Znamy kilka tytułów analizowanego utworu: Lament świętokrzyski, Posłuchajcie bracia miła, Żale Matki Boskiej pod krzyżem. Pierwszy tytuł pochodzi od benedyktyńskiego klasztoru Św. Krzyża na Łysej Górze, gdzie tekst był przechowywany. Wiersz powstał w drugiej połowie wieku XV, zapisał go w latach 70. przeor klasztoru, Andrzej ze Słupi. Jest to obok Bogurodzicy najwspanialszy przykład polskiej liryki średniowiecznej.
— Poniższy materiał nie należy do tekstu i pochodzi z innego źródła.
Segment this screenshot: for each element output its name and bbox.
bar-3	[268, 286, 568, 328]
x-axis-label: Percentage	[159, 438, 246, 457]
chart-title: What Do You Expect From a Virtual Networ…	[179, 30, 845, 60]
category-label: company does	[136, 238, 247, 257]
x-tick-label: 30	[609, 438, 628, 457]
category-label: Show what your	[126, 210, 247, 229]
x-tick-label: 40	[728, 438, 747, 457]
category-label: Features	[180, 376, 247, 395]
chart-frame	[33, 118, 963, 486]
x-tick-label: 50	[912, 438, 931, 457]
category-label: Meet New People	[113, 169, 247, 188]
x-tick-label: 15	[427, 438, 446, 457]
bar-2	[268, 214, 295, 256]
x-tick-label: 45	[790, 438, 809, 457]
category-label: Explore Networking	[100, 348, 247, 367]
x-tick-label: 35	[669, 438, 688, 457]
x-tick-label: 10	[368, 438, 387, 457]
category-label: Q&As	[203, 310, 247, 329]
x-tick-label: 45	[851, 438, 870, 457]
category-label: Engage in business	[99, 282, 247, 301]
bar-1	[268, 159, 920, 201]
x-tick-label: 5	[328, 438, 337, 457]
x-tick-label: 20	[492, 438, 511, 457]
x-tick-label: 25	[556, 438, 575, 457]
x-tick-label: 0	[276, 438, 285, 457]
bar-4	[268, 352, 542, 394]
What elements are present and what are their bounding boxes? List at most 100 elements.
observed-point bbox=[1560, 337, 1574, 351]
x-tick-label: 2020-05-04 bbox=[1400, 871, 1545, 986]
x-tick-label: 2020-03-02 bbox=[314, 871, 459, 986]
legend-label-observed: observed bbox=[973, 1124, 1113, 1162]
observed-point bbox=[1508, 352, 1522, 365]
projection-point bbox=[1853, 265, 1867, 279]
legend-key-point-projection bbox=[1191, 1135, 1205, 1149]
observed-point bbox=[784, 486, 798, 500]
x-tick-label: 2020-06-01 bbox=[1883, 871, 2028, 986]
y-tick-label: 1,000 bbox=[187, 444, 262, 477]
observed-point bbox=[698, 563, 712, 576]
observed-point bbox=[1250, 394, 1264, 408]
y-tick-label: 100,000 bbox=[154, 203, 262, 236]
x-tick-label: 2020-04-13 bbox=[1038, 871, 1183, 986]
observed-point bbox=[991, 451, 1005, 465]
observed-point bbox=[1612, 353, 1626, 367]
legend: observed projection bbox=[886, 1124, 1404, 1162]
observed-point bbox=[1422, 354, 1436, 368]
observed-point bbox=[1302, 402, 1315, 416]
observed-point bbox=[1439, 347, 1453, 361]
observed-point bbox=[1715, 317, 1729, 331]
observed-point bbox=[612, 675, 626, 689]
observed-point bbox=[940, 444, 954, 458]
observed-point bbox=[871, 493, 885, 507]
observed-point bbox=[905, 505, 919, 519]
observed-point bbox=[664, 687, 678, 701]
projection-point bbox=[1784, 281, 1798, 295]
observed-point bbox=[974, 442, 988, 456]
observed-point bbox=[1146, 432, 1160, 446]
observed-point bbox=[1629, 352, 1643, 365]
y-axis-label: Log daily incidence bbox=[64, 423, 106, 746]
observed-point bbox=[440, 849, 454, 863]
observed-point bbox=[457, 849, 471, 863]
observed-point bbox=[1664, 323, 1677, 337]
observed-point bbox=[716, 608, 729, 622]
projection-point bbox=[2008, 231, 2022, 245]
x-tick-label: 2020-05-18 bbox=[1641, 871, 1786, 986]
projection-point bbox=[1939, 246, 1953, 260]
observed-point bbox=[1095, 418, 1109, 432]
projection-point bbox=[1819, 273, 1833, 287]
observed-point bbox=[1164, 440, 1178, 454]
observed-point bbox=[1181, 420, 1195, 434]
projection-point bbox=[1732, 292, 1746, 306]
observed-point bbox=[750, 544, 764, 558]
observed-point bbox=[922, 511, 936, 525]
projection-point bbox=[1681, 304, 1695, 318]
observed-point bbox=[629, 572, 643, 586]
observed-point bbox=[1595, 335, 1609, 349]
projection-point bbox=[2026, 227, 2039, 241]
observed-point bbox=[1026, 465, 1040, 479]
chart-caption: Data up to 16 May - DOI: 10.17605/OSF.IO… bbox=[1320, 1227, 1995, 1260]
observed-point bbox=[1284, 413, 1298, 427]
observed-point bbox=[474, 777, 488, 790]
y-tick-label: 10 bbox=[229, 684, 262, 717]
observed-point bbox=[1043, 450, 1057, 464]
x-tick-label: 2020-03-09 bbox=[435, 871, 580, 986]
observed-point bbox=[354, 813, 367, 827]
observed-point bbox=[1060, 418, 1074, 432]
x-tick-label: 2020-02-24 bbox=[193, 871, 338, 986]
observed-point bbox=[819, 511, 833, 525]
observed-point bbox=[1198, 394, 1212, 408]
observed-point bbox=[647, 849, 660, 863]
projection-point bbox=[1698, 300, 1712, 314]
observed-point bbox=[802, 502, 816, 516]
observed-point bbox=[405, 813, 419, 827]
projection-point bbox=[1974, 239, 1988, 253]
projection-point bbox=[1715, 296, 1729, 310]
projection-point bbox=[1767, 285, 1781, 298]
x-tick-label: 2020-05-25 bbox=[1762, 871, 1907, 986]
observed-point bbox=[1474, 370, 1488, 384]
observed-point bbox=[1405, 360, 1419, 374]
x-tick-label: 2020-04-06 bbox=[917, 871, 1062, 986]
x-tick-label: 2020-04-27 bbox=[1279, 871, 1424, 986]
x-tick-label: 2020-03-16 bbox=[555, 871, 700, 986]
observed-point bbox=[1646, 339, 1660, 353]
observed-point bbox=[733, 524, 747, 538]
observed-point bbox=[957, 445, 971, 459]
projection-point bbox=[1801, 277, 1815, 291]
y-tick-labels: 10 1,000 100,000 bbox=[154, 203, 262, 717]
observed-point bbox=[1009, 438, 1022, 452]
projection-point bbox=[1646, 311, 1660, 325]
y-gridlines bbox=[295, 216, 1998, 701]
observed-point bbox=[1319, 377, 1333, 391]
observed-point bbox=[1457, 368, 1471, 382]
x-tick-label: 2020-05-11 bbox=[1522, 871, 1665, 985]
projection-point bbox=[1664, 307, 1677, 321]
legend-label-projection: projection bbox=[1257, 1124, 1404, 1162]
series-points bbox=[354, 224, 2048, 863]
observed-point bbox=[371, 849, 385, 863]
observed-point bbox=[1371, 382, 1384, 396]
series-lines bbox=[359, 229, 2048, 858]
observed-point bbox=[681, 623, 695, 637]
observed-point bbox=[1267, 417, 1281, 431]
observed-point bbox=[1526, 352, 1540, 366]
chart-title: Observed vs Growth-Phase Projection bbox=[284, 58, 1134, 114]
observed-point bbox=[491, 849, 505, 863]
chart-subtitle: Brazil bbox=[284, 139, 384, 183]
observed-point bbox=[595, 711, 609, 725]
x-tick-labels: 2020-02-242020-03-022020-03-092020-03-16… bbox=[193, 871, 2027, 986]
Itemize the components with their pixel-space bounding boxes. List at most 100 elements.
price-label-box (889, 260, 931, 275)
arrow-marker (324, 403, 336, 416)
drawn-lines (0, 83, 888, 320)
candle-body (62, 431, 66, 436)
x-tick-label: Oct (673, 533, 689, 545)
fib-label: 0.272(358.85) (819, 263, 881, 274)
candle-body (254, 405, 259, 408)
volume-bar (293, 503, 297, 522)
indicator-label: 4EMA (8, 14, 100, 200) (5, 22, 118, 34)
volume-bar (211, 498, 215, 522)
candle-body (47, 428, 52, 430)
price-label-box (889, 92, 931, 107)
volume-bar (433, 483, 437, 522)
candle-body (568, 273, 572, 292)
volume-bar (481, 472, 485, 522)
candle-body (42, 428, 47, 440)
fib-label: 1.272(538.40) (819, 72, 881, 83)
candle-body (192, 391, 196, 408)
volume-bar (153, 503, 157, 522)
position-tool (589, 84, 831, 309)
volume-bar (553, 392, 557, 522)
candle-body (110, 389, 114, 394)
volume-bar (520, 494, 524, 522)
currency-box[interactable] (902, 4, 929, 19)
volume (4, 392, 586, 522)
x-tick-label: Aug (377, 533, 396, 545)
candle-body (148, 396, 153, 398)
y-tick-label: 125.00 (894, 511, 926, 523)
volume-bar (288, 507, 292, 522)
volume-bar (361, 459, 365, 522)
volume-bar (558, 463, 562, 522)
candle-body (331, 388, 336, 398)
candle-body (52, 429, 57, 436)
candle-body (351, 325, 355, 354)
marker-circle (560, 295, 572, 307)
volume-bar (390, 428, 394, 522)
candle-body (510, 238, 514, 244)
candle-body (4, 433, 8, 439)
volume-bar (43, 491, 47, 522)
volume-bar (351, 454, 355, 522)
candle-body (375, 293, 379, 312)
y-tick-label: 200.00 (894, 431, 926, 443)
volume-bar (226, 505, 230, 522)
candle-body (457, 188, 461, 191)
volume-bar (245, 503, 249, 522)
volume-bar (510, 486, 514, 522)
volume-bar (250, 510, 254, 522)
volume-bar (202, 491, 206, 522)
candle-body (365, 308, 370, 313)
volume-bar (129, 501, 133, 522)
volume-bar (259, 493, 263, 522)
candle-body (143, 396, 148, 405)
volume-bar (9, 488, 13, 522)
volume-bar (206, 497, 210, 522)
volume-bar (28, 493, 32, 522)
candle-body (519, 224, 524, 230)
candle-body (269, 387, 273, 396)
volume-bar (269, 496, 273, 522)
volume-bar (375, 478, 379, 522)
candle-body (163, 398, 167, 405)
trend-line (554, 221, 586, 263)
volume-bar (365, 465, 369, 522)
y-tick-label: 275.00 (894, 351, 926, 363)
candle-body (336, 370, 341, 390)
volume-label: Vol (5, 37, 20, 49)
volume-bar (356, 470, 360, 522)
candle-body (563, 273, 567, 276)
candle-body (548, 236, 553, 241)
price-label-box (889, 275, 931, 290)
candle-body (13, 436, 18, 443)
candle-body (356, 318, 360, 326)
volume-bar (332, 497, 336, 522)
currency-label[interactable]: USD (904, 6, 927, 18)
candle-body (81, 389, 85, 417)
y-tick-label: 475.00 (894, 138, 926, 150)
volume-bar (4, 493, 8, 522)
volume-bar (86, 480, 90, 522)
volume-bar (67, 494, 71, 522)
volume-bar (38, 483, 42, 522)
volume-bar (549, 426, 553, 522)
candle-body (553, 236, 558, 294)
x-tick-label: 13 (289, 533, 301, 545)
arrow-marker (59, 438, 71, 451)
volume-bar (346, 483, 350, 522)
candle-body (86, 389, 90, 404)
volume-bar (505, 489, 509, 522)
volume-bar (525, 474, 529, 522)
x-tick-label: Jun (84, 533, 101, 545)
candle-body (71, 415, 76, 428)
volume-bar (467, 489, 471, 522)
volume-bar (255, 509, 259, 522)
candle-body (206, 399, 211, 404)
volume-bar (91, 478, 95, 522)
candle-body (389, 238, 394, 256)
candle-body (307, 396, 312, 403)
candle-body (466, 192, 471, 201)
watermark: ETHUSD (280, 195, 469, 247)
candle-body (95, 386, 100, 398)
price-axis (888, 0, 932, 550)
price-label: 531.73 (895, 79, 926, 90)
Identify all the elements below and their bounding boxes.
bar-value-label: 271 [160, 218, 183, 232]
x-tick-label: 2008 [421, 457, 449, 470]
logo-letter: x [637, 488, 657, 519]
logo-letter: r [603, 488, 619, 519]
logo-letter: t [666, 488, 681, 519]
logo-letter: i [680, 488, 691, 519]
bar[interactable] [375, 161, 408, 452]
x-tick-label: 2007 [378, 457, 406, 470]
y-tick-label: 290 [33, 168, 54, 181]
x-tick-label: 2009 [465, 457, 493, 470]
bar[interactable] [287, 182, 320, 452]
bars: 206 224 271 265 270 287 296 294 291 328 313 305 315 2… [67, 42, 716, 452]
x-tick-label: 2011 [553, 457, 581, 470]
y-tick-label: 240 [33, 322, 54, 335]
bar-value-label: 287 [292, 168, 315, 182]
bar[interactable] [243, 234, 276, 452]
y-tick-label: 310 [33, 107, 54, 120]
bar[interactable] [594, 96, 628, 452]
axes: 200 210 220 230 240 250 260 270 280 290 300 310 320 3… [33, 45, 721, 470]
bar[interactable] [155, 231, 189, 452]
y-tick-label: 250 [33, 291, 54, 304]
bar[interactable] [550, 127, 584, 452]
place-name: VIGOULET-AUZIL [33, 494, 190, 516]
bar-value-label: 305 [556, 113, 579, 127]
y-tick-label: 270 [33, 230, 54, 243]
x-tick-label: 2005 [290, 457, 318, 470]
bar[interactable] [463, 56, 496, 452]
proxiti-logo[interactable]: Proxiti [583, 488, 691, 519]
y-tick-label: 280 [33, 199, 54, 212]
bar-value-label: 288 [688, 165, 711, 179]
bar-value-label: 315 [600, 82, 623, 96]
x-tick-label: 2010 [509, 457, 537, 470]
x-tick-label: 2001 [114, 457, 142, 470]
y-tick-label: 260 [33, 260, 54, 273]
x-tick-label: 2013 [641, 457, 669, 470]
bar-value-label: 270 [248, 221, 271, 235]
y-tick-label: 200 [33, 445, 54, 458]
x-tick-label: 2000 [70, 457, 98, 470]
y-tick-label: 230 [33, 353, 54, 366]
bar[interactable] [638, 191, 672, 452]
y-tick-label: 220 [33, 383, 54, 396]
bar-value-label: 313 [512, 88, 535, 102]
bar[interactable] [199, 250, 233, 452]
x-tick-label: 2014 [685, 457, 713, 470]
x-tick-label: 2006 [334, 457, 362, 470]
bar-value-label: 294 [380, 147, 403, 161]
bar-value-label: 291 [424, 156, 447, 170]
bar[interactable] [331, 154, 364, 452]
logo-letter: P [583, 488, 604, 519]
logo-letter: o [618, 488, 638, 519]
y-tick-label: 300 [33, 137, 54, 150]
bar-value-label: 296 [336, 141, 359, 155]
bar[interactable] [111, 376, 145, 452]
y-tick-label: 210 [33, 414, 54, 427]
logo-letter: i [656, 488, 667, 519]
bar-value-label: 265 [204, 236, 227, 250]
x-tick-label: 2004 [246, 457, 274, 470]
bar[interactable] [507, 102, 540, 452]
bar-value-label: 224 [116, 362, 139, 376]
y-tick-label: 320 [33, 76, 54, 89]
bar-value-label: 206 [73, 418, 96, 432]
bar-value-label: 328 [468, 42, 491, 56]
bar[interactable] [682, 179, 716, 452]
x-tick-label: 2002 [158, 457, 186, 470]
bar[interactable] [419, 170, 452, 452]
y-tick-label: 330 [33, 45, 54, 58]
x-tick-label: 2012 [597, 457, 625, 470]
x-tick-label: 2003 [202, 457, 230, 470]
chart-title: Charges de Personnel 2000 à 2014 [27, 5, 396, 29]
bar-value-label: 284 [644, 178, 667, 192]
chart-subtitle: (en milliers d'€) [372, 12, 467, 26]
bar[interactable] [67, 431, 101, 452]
Podmiotem licznym autor uczynił Matkę Bożą. Utwór ma formę monologu Maryi stojącej pod krzyżem, na którym wisi jej syn, Jezus. Motyw ten był często wykorzystywany zarówno w malarstwie średniowiecznym, jak i w apokryfach. Pieśń składa się z ośmiu zróżnicowanych pod względem długości i budowy strof.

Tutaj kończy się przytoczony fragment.